Good intentions are not enough: Evaluation must be useful to philanthropy, especially during a pandemic
/by Kim Ammann Howard, Nikki Kalra, and Sarah Stachowiak
The coronavirus pandemic has laid bare many of the issues philanthropy seeks to solve: gross inequities, system breakdowns, and inadequate solutions to problems that affect people’s lives and the environment every day. While these issues aren’t new, especially to those directly affected, they are gaining greater attention.
Philanthropy’s current focus is, rightfully, on how best to respond to the crisis, including how to support grantees and other partners quickly and efficiently as situations rapidly change, and consider power, types of grants, and who gets the money. Everyone—staff, evaluators, and grantees—is balancing health, family, stress, and uncertainty. Now, perhaps more than ever, funders need meaningful evaluation to support their work.
However, when the need to get money out the door feels especially urgent, foundation evaluation and program staff, grantees, and other key stakeholders can sometimes be reluctant to spend valuable time to engage in evaluation. This is when meaningful evaluation is most needed.
Good evaluation provides data, information, and insights that go beyond our tacit knowledge to reveal what our own limited vantage points and biases may cause us to miss. It generates relevant, salient results that can help funders drive better decisions and more effective strategies to address the ongoing and urgent issues of our time.
When evaluation efforts are done well, the precious investment of time is well worth the short-term cost.

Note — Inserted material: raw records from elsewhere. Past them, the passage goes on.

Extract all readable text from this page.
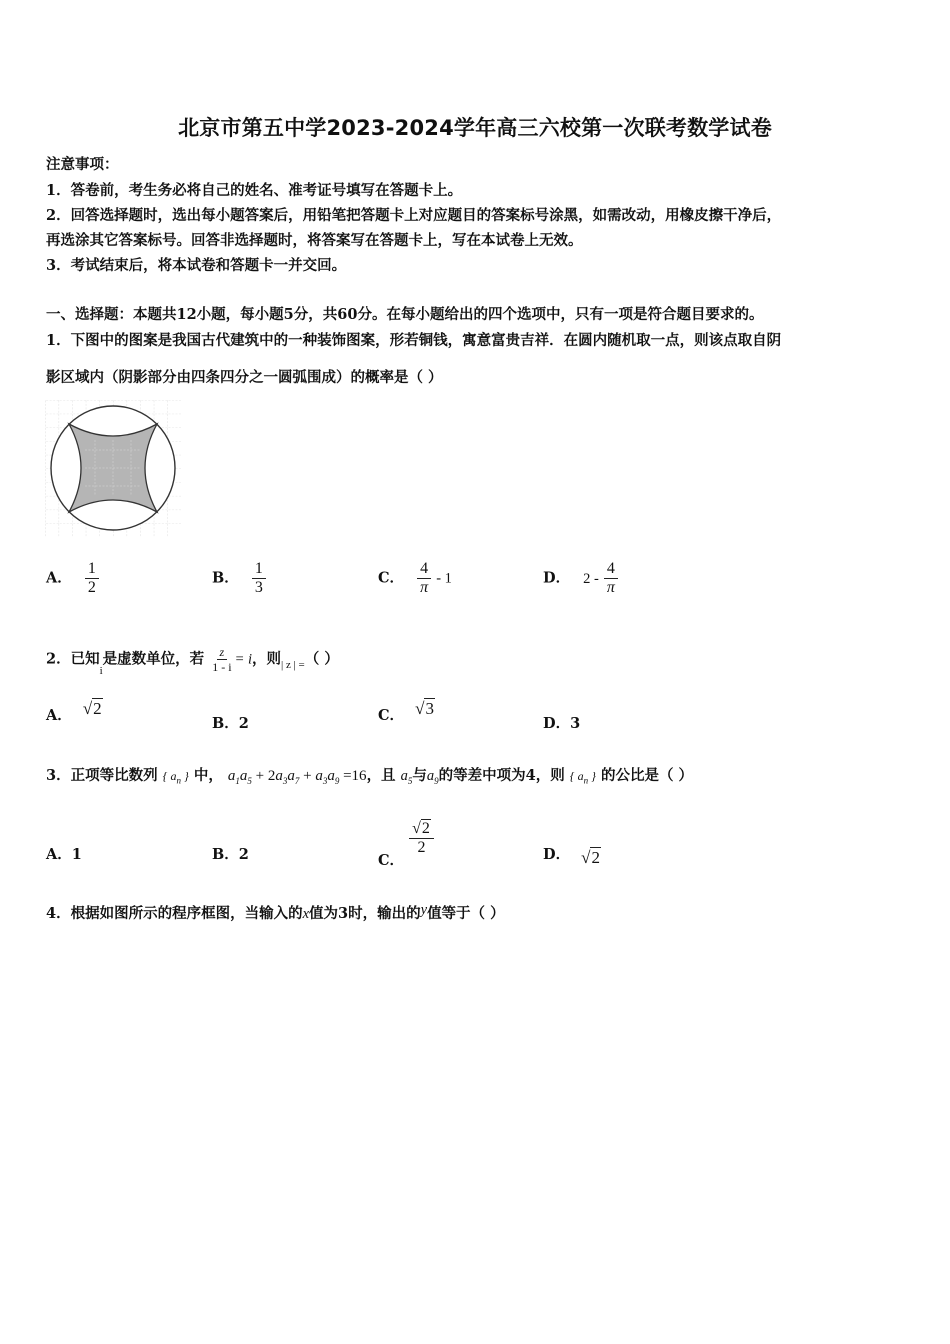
北京市第五中学2023-2024学年高三六校第一次联考数学试卷
注意事项：
1．答卷前，考生务必将自己的姓名、准考证号填写在答题卡上。
2．回答选择题时，选出每小题答案后，用铅笔把答题卡上对应题目的答案标号涂黑，如需改动，用橡皮擦干净后，
再选涂其它答案标号。回答非选择题时，将答案写在答题卡上，写在本试卷上无效。
3．考试结束后，将本试卷和答题卡一并交回。
一、选择题：本题共12小题，每小题5分，共60分。在每小题给出的四个选项中，只有一项是符合题目要求的。
1．下图中的图案是我国古代建筑中的一种装饰图案，形若铜钱，寓意富贵吉祥．在圆内随机取一点，则该点取自阴
影区域内（阴影部分由四条四分之一圆弧围成）的概率是（ ）
A． $\frac{1}{2}$	B． $\frac{1}{3}$	C． $\frac{4}{\pi} - 1$	D． $2 - \frac{4}{\pi}$
2．已知$_i$是虚数单位，若 $\frac{z}{1 - i} = i$，则$_{| z | =}$（ ）
A． √2
B．2	C． √3
D．3
3．正项等比数列 { $a_n$ } 中， $a_1a_5 + 2a_3a_7 + a_3a_9 =16$，且 $a_5$与$a_9$的等差中项为4，则 { $a_n$ } 的公比是（ ）
A．1	B．2	C．
$\frac{√2}{2}$	D． √2
4．根据如图所示的程序框图，当输入的x值为3时，输出的y值等于（ ）
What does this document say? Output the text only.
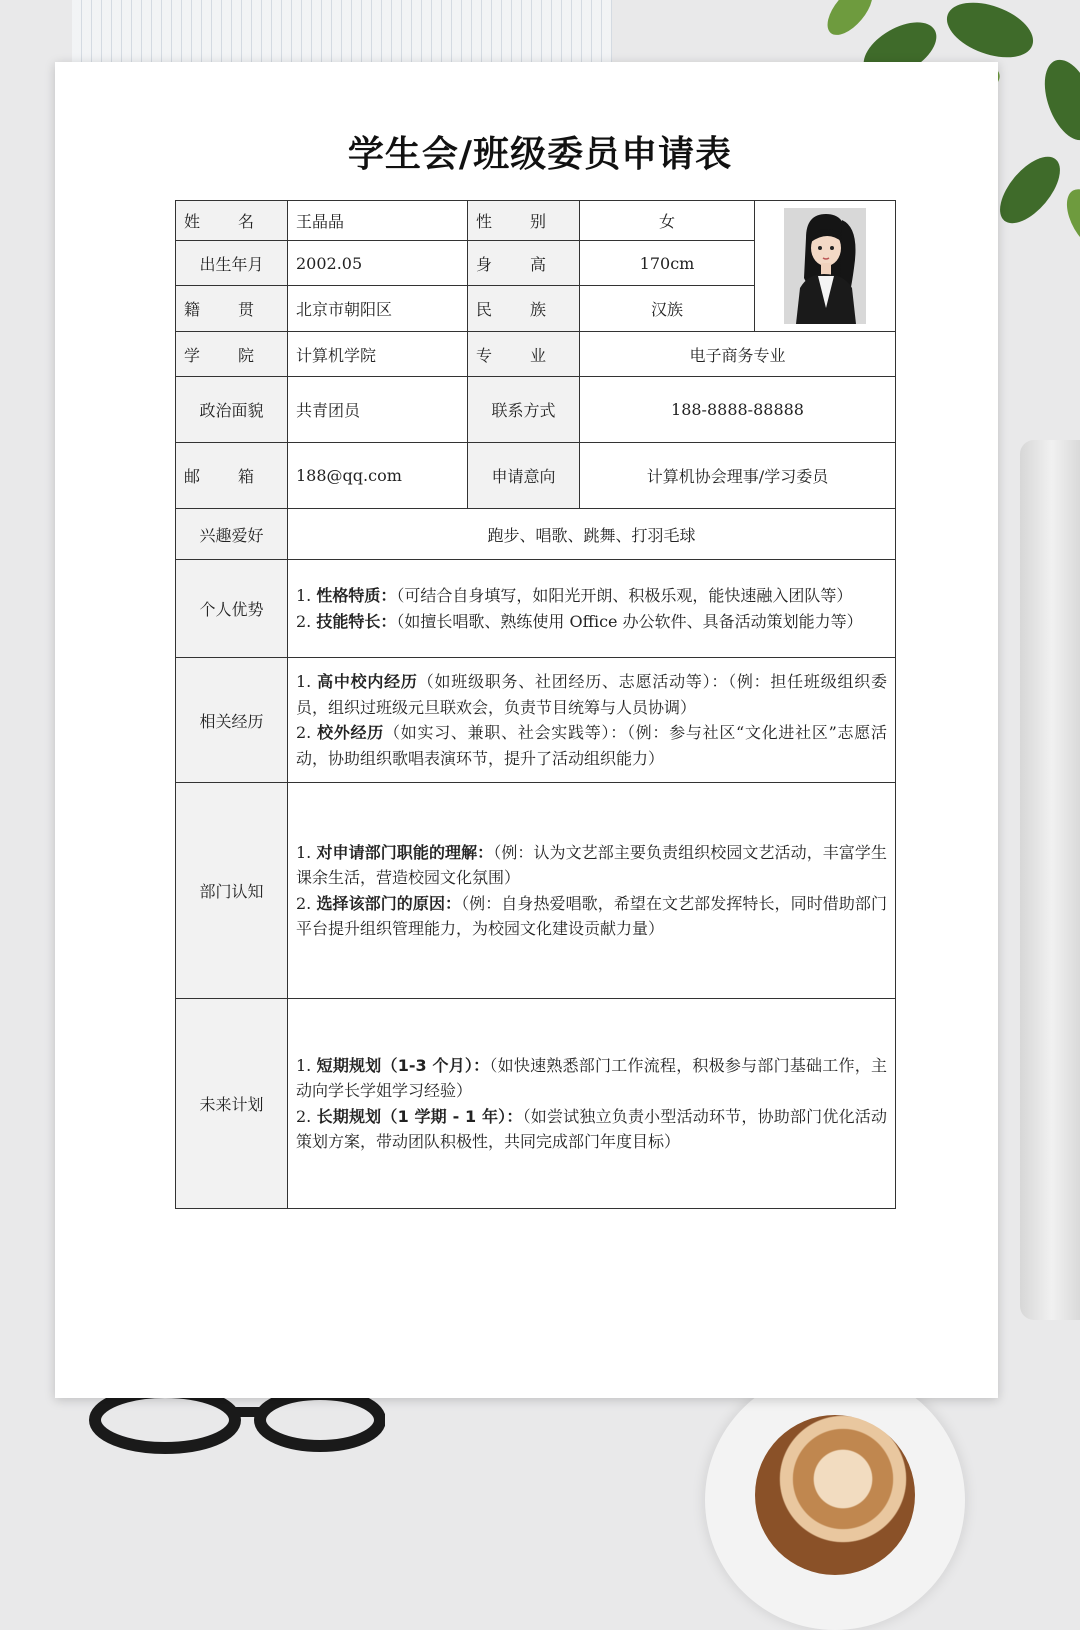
学生会/班级委员申请表
姓　名	王晶晶	性　别	女	

出生年月	2002.05	身　高	170cm	
籍　贯	北京市朝阳区	民　族	汉族	
学　院	计算机学院	专　业	电子商务专业	
政治面貌	共青团员	联系方式	188-8888-88888	
邮　箱	188@qq.com	申请意向	计算机协会理事/学习委员	
兴趣爱好	跑步、唱歌、跳舞、打羽毛球			
个人优势	1. 性格特质：（可结合自身填写，如阳光开朗、积极乐观，能快速融入团队等）
2. 技能特长：（如擅长唱歌、熟练使用 Office 办公软件、具备活动策划能力等）			

相关经历	1. 高中校内经历（如班级职务、社团经历、志愿活动等）：（例：担任班级组织委员，组织过班级元旦联欢会，负责节目统筹与人员协调）
2. 校外经历（如实习、兼职、社会实践等）：（例：参与社区“文化进社区”志愿活动，协助组织歌唱表演环节，提升了活动组织能力）			

部门认知	1. 对申请部门职能的理解：（例：认为文艺部主要负责组织校园文艺活动，丰富学生课余生活，营造校园文化氛围）
2. 选择该部门的原因：（例：自身热爱唱歌，希望在文艺部发挥特长，同时借助部门平台提升组织管理能力，为校园文化建设贡献力量）			

未来计划	1. 短期规划（1-3 个月）：（如快速熟悉部门工作流程，积极参与部门基础工作，主动向学长学姐学习经验）
2. 长期规划（1 学期 - 1 年）：（如尝试独立负责小型活动环节，协助部门优化活动策划方案，带动团队积极性，共同完成部门年度目标）			
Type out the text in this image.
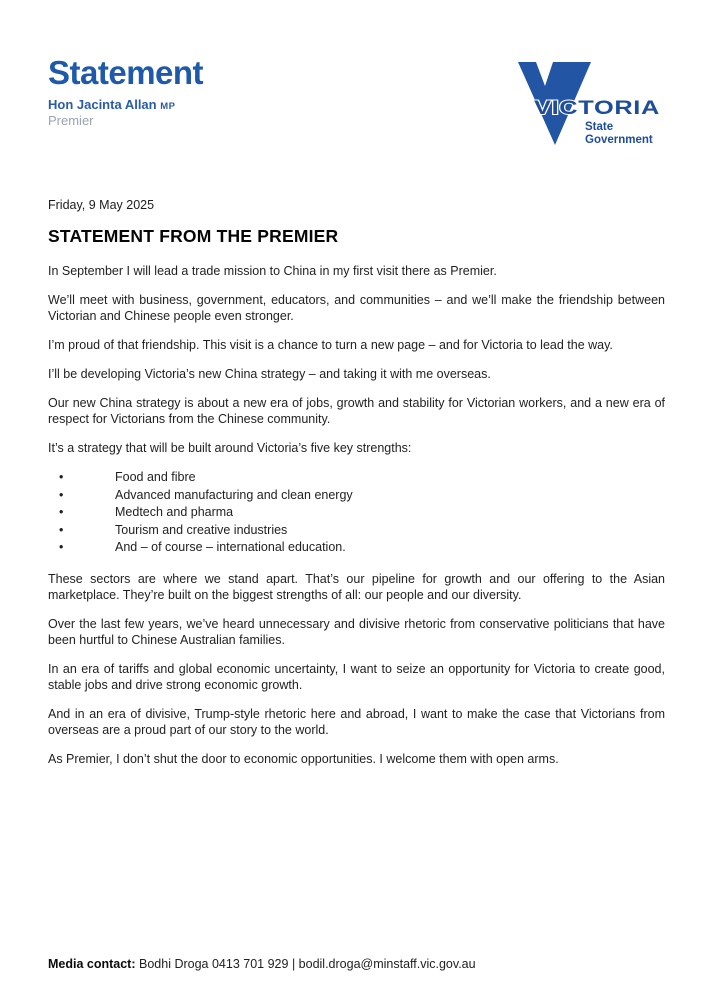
Statement
Hon Jacinta Allan MP
Premier
VICTORIA
State
Government

Friday, 9 May 2025

STATEMENT FROM THE PREMIER

In September I will lead a trade mission to China in my first visit there as Premier.

We’ll meet with business, government, educators, and communities – and we’ll make the friendship between Victorian and Chinese people even stronger.

I’m proud of that friendship. This visit is a chance to turn a new page – and for Victoria to lead the way.

I’ll be developing Victoria’s new China strategy – and taking it with me overseas.

Our new China strategy is about a new era of jobs, growth and stability for Victorian workers, and a new era of respect for Victorians from the Chinese community.

It’s a strategy that will be built around Victoria’s five key strengths:

• Food and fibre
• Advanced manufacturing and clean energy
• Medtech and pharma
• Tourism and creative industries
• And – of course – international education.

These sectors are where we stand apart. That’s our pipeline for growth and our offering to the Asian marketplace. They’re built on the biggest strengths of all: our people and our diversity.

Over the last few years, we’ve heard unnecessary and divisive rhetoric from conservative politicians that have been hurtful to Chinese Australian families.

In an era of tariffs and global economic uncertainty, I want to seize an opportunity for Victoria to create good, stable jobs and drive strong economic growth.

And in an era of divisive, Trump-style rhetoric here and abroad, I want to make the case that Victorians from overseas are a proud part of our story to the world.

As Premier, I don’t shut the door to economic opportunities. I welcome them with open arms.

Media contact: Bodhi Droga 0413 701 929 | bodil.droga@minstaff.vic.gov.au
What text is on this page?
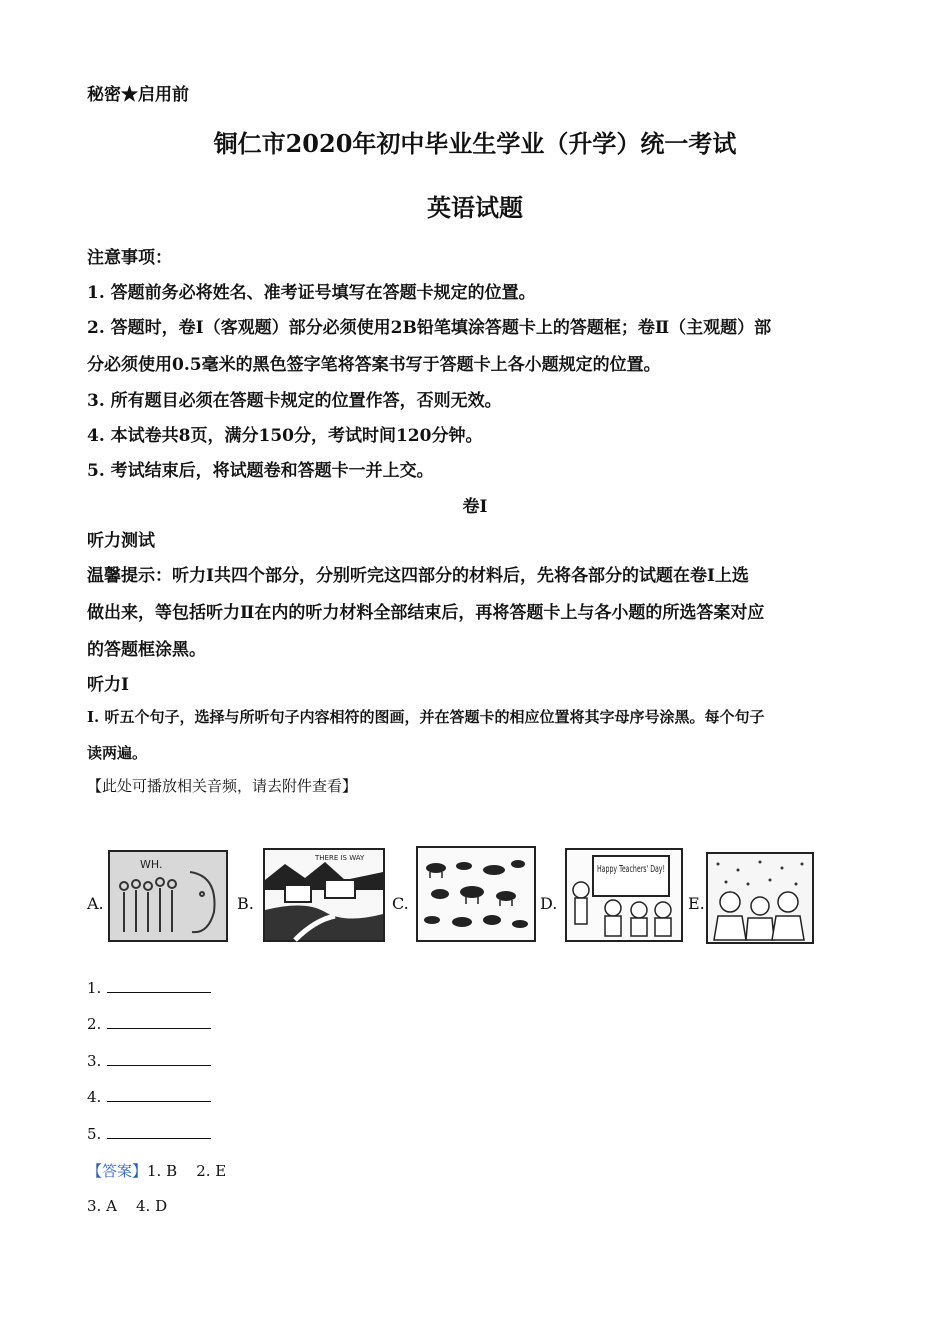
秘密★启用前
铜仁市2020年初中毕业生学业（升学）统一考试
英语试题
注意事项：
1. 答题前务必将姓名、准考证号填写在答题卡规定的位置。
2. 答题时，卷Ⅰ（客观题）部分必须使用2B铅笔填涂答题卡上的答题框；卷Ⅱ（主观题）部
分必须使用0.5毫米的黑色签字笔将答案书写于答题卡上各小题规定的位置。
3. 所有题目必须在答题卡规定的位置作答，否则无效。
4. 本试卷共8页，满分150分，考试时间120分钟。
5. 考试结束后，将试题卷和答题卡一并上交。
卷Ⅰ
听力测试
温馨提示：听力Ⅰ共四个部分，分别听完这四部分的材料后，先将各部分的试题在卷Ⅰ上选
做出来，等包括听力Ⅱ在内的听力材料全部结束后，再将答题卡上与各小题的所选答案对应
的答题框涂黑。
听力Ⅰ
Ⅰ. 听五个句子，选择与所听句子内容相符的图画，并在答题卡的相应位置将其字母序号涂黑。每个句子
读两遍。
【此处可播放相关音频，请去附件查看】
A.
WH.
B.
THERE IS WAY
C.	D.
Happy Teachers' Day!
E.
1.
2.
3.
4.
5.
【答案】1. B    2. E
3. A    4. D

The Funder and Evaluator Affinity Network (FEAN) recently released a report focused on ways evaluations can better support foundation strategy and practice, to help determine the most effective use of resources and advance collective knowledge and impact. If the value proposition for evaluation and learning in foundations is at least in part that it will drive better results, then evaluations — both during a crisis, and before the next one happens — must result in meaningful insights. Yet, this is not always the case. In fact, the biggest challenge that evaluators and foundation staff face is that evaluations often don’t provide new or meaningful data.
In response to this, our report outlines some key areas of focus for strengthening the utility of evaluation, including:
The need for evaluators and foundation staff to learn more about each other
Understanding decision-making processes and timeframes
Aligning evaluation questions with what decision makers need to know
Explicitly linking evaluation to equity and ensuring it advances equity
Embracing and managing tensions inherent in evaluation (e.g., learning vs. accountability)
Going beyond the delivery of reports to support ongoing learning and application of findings
The report also surfaces how evaluators, funders, and those they work with can have new or different conversations, try new techniques or approaches, and foster continued innovation in the field. We hope evaluators and funders will find this report useful for making their evaluation efforts more meaningful for themselves and the people they serve.
This piece is part of larger FEAN Call to Action series to address five challenges in philanthropic evaluation.